MongoDB Use Case : Cisco

Satyam Singh
3 min readJun 6, 2021

Content of this blog

  • About MongoDB
  • Case Study : Cisco

About MongoDB

What is MongoDB?

MongoDB is a document-oriented database that stores data in JSON-like documents with dynamic schema i.e., records could be stored without the need to consider data structure like number of fields or types of fields to store values.

Benefits

Flexible Document Schemas

  • MongoDB’s document model allows virtually any kind of data structure to be modeled and manipulated easily.
  • MongoDB’s BSON(Binary JSON) helps in placing objects in one collection that consists of different sets of fields.
  • It also supports creation of explicit schemas and flexibility required for handling changes in requirements or environment.

Code-native data access

  • Data in MongoDB are stored in document format and it could be accessed from any language using the data structure native to that respective language.

Change-friendly design

  • There is no downtime while changing the schema in case of MongoDB
  • New data could be easily be added in MongoDB without disrupting its operations.

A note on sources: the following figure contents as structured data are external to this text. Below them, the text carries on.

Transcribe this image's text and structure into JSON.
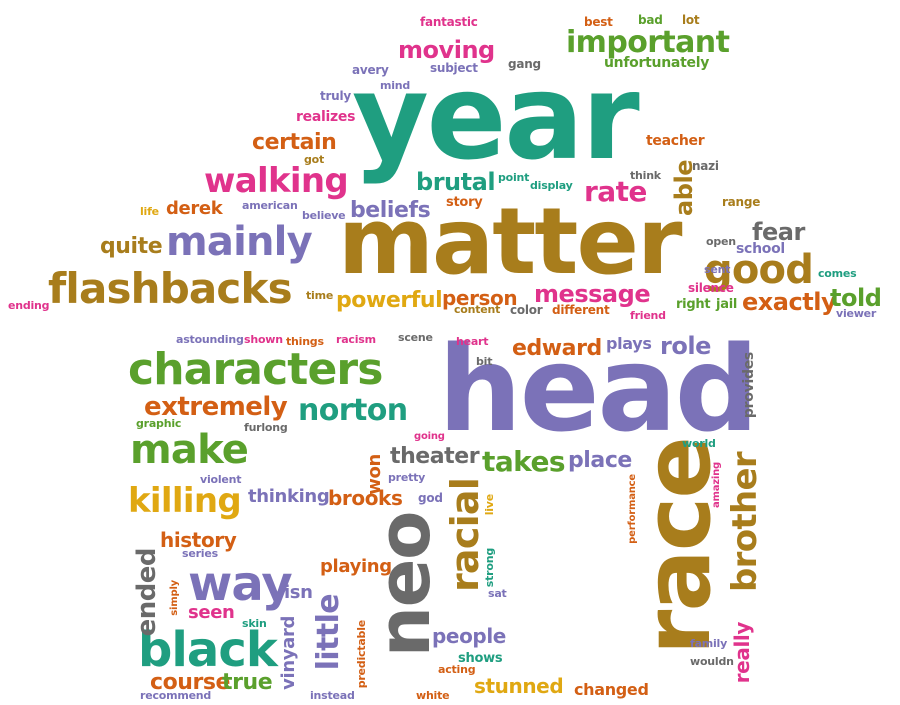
{
  "words": {
    "year": "year",
    "matter": "matter",
    "head": "head",
    "race": "race",
    "neo": "neo",
    "characters": "characters",
    "flashbacks": "flashbacks",
    "mainly": "mainly",
    "walking": "walking",
    "good": "good",
    "important": "important",
    "moving": "moving",
    "black": "black",
    "way": "way",
    "racial": "racial",
    "brother": "brother",
    "make": "make",
    "killing": "killing",
    "norton": "norton",
    "extremely": "extremely",
    "takes": "takes",
    "place": "place",
    "message": "message",
    "powerful": "powerful",
    "person": "person",
    "exactly": "exactly",
    "told": "told",
    "rate": "rate",
    "brutal": "brutal",
    "beliefs": "beliefs",
    "certain": "certain",
    "quite": "quite",
    "derek": "derek",
    "edward": "edward",
    "plays": "plays",
    "role": "role",
    "theater": "theater",
    "won": "won",
    "thinking": "thinking",
    "brooks": "brooks",
    "history": "history",
    "playing": "playing",
    "ended": "ended",
    "little": "little",
    "vinyard": "vinyard",
    "isn": "isn",
    "seen": "seen",
    "course": "course",
    "true": "true",
    "people": "people",
    "stunned": "stunned",
    "changed": "changed",
    "really": "really",
    "fear": "fear",
    "school": "school",
    "able": "able",
    "realizes": "realizes",
    "teacher": "teacher",
    "fantastic": "fantastic",
    "best": "best",
    "bad": "bad",
    "lot": "lot",
    "unfortunately": "unfortunately",
    "avery": "avery",
    "subject": "subject",
    "gang": "gang",
    "truly": "truly",
    "mind": "mind",
    "got": "got",
    "point": "point",
    "display": "display",
    "think": "think",
    "nazi": "nazi",
    "range": "range",
    "life": "life",
    "american": "american",
    "believe": "believe",
    "story": "story",
    "open": "open",
    "sent": "sent",
    "silence": "silence",
    "comes": "comes",
    "right": "right",
    "jail": "jail",
    "friend": "friend",
    "viewer": "viewer",
    "ending": "ending",
    "time": "time",
    "content": "content",
    "color": "color",
    "different": "different",
    "astounding": "astounding",
    "shown": "shown",
    "things": "things",
    "racism": "racism",
    "scene": "scene",
    "heart": "heart",
    "bit": "bit",
    "graphic": "graphic",
    "furlong": "furlong",
    "going": "going",
    "violent": "violent",
    "pretty": "pretty",
    "god": "god",
    "live": "live",
    "series": "series",
    "strong": "strong",
    "simply": "simply",
    "skin": "skin",
    "sat": "sat",
    "predictable": "predictable",
    "recommend": "recommend",
    "instead": "instead",
    "white": "white",
    "acting": "acting",
    "shows": "shows",
    "performance": "performance",
    "amazing": "amazing",
    "provides": "provides",
    "world": "world",
    "family": "family",
    "wouldn": "wouldn"
  }
}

Powerful querying and analytics

  • MongoDB makes it easy to access and it rarely requires joins and transactions for the same.
  • MQL(MongoDB Query Language) is a full-featured, powerful language that allows deep querying into documents, also it makes it easier to perform complex analytics pipelines with few lines of JSON-like MQL.

Easy horizontal scale-out

  • Clusters with real-time replication, shard large or high-throughput collections across multiple clusters could be created in MongoDB to sustain performance and scaler horizontally.

Case Study : Cisco

About Cisco

  • Cisco is an American multinational technology company headquartered in San Jose, California. It was founded in December 1984 by Leonard Bosack and Sandy Lerners, two Stanford University computer scientists.
  • It develops, manufactures and sells networking hardware, software, telecommunications equipment and other high-technology services and products. It’s subsidiaries includes OpenDNS, WebEx, Jabber and Jasper.

Challenge

  • Cisco launched WebEx Social, an enterprise collaboration platform designed for today’s social, mobile, visual and virtual workforce in November 2011. As a “Facebook for enterprises”, WebEx Social connects people to the information and expertise they need.
  • This comprehensive collaboration platform combines the four core Enterprise 2.0 pillars i.e., business processes, content, communication and social features that enables users to work together effortlessly.
  • With their existing relational database, complex SQL queries against highly normalized schema were time consuming. Also, it was difficult to manage schema upgrades and migrate data from release to release.
  • WebEx Social’s rapid evolution required expanded data store capabilities and the ability to build successful new social features.

Solution

  • Cisco adopted MongoDB in mid-2011 and now it serves as the primary real-time data store for WebEx Social’s social features which are write-heavy in nature.
  • MongoDB meets the demands of WebEx Social’s high-volume write activity. It also provides a fast, easy way to de-normalize, index and extract information from data stores.
  • MongoDB’s document-based data model offered Cisco the right balance between complex relational databases and the pure key value store of NoSQL solutions.
  • Intuitive mapping from domain model to JSON docs and complex querying capabilities enables Cisco to cross-reference users and query embedded lists.